Le site des pionniers de l’aéronautique à Genève 
Des Genevois chez eux ou ailleurs et des étrangers dans Genève 
[article n° 383]
Du Persil dans le bleu de Gex : les miracles de la publicité aérienne au dessus de Genève (1927) [vidéo]

  En 1927, certains badauds croient en une sorte de prédiction surnaturelle : des lettres géantes s’inscrivent sans bruit dans le ciel au dessus des clochers des villes.

Dans l’entre-deux guerres, avant l’invention du téléviseur ou des radios portatives les "écrivains du ciel" excellent à offrir une publicité visible par des milliers de personnes sur des kilomètres à la ronde. Ce n’est pas tant pour vanter un slogan génial ou un objet de luxe mais bien pour parler d’une banale lessive ! Les Genevois n’échappent pas à l’événement.

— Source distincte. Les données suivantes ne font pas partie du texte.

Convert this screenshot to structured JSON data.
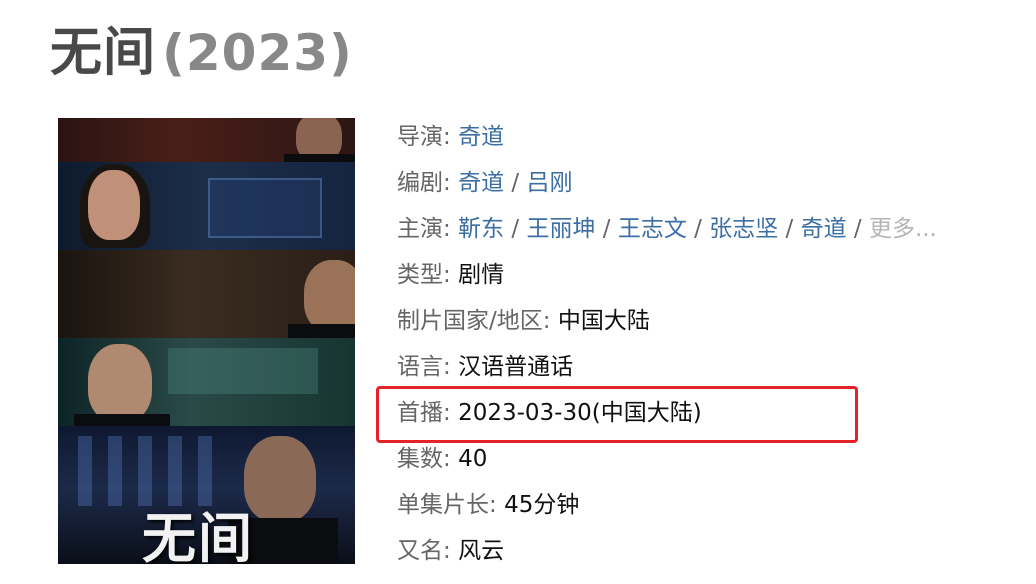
{
  "title": {
    "name": "无间",
    "year": "(2023)"
  },
  "poster": {
    "title_text": "无间"
  },
  "info": {
    "director": {
      "label": "导演",
      "values": [
        "奇道"
      ]
    },
    "writer": {
      "label": "编剧",
      "values": [
        "奇道",
        "吕刚"
      ]
    },
    "cast": {
      "label": "主演",
      "values": [
        "靳东",
        "王丽坤",
        "王志文",
        "张志坚",
        "奇道"
      ],
      "more": "更多..."
    },
    "genre": {
      "label": "类型",
      "value": "剧情"
    },
    "country": {
      "label": "制片国家/地区",
      "value": "中国大陆"
    },
    "language": {
      "label": "语言",
      "value": "汉语普通话"
    },
    "premiere": {
      "label": "首播",
      "value": "2023-03-30(中国大陆)"
    },
    "episodes": {
      "label": "集数",
      "value": "40"
    },
    "runtime": {
      "label": "单集片长",
      "value": "45分钟"
    },
    "aka": {
      "label": "又名",
      "value": "风云"
    }
  },
  "colors": {
    "link": "#3b6fa3",
    "label": "#666666",
    "highlight_border": "#e2232a",
    "title": "#494949"
  }
}
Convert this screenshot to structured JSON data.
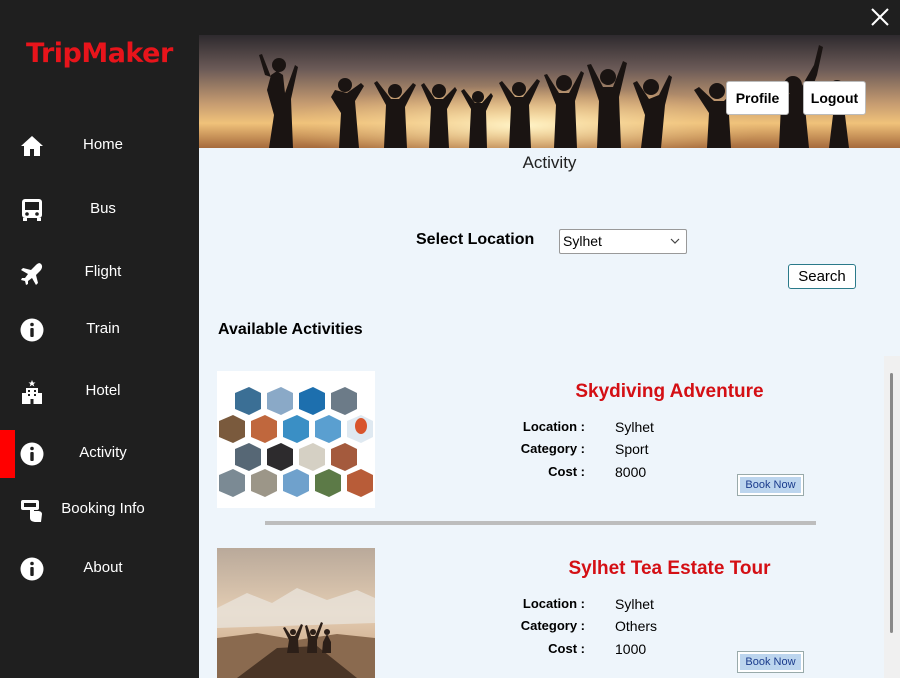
{
  "app": {
    "logo": "TripMaker"
  },
  "window": {
    "close_icon": "close-icon"
  },
  "sidebar": {
    "items": [
      {
        "label": "Home",
        "icon": "home-icon"
      },
      {
        "label": "Bus",
        "icon": "bus-icon"
      },
      {
        "label": "Flight",
        "icon": "airplane-icon"
      },
      {
        "label": "Train",
        "icon": "info-icon"
      },
      {
        "label": "Hotel",
        "icon": "hotel-icon"
      },
      {
        "label": "Activity",
        "icon": "info-icon",
        "active": true
      },
      {
        "label": "Booking Info",
        "icon": "booking-icon"
      },
      {
        "label": "About",
        "icon": "info-icon"
      }
    ]
  },
  "header": {
    "profile_label": "Profile",
    "logout_label": "Logout"
  },
  "main": {
    "title": "Activity",
    "select_label": "Select Location",
    "selected_location": "Sylhet",
    "search_label": "Search",
    "section_title": "Available Activities"
  },
  "activities": [
    {
      "title": "Skydiving Adventure",
      "location_key": "Location :",
      "location": "Sylhet",
      "category_key": "Category :",
      "category": "Sport",
      "cost_key": "Cost :",
      "cost": "8000",
      "book_label": "Book Now"
    },
    {
      "title": "Sylhet Tea Estate Tour",
      "location_key": "Location :",
      "location": "Sylhet",
      "category_key": "Category :",
      "category": "Others",
      "cost_key": "Cost :",
      "cost": "1000",
      "book_label": "Book Now"
    }
  ],
  "colors": {
    "brand": "#e8141b",
    "sidebar_bg": "#1f1f1f",
    "active_marker": "#ff0000",
    "content_bg": "#eef5fb"
  }
}
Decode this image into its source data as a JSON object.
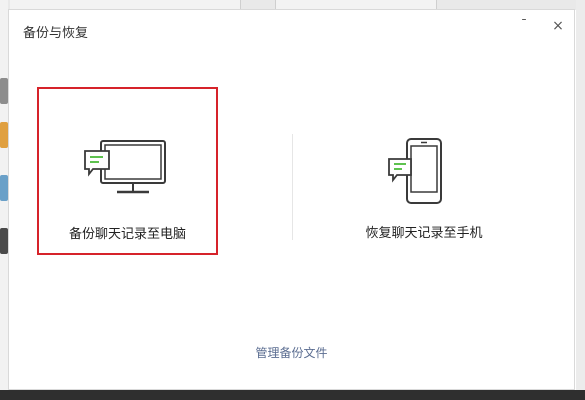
{
  "dialog": {
    "title": "备份与恢复",
    "minimize_glyph": "ˉ",
    "close_glyph": "×"
  },
  "options": [
    {
      "label": "备份聊天记录至电脑",
      "icon": "computer-with-chat-icon",
      "selected": true
    },
    {
      "label": "恢复聊天记录至手机",
      "icon": "phone-with-chat-icon",
      "selected": false
    }
  ],
  "manage_link": "管理备份文件",
  "colors": {
    "selection_border": "#d6232a",
    "chat_bubble": "#5ec24f",
    "link": "#5b6d91"
  }
}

Ecrire Persil dans le ciel fut la 1ère publicité réalisée à l’aide de fumigène que connurent nombre d’Européens dont les Genevois. Parfois sans pouvoir entendre le petit avion volant à 4.000m, certains crurent au miracle ! Et il y eut des retombées à Genève...

Les débuts de la publicité aérienne à Genève (1910-1919)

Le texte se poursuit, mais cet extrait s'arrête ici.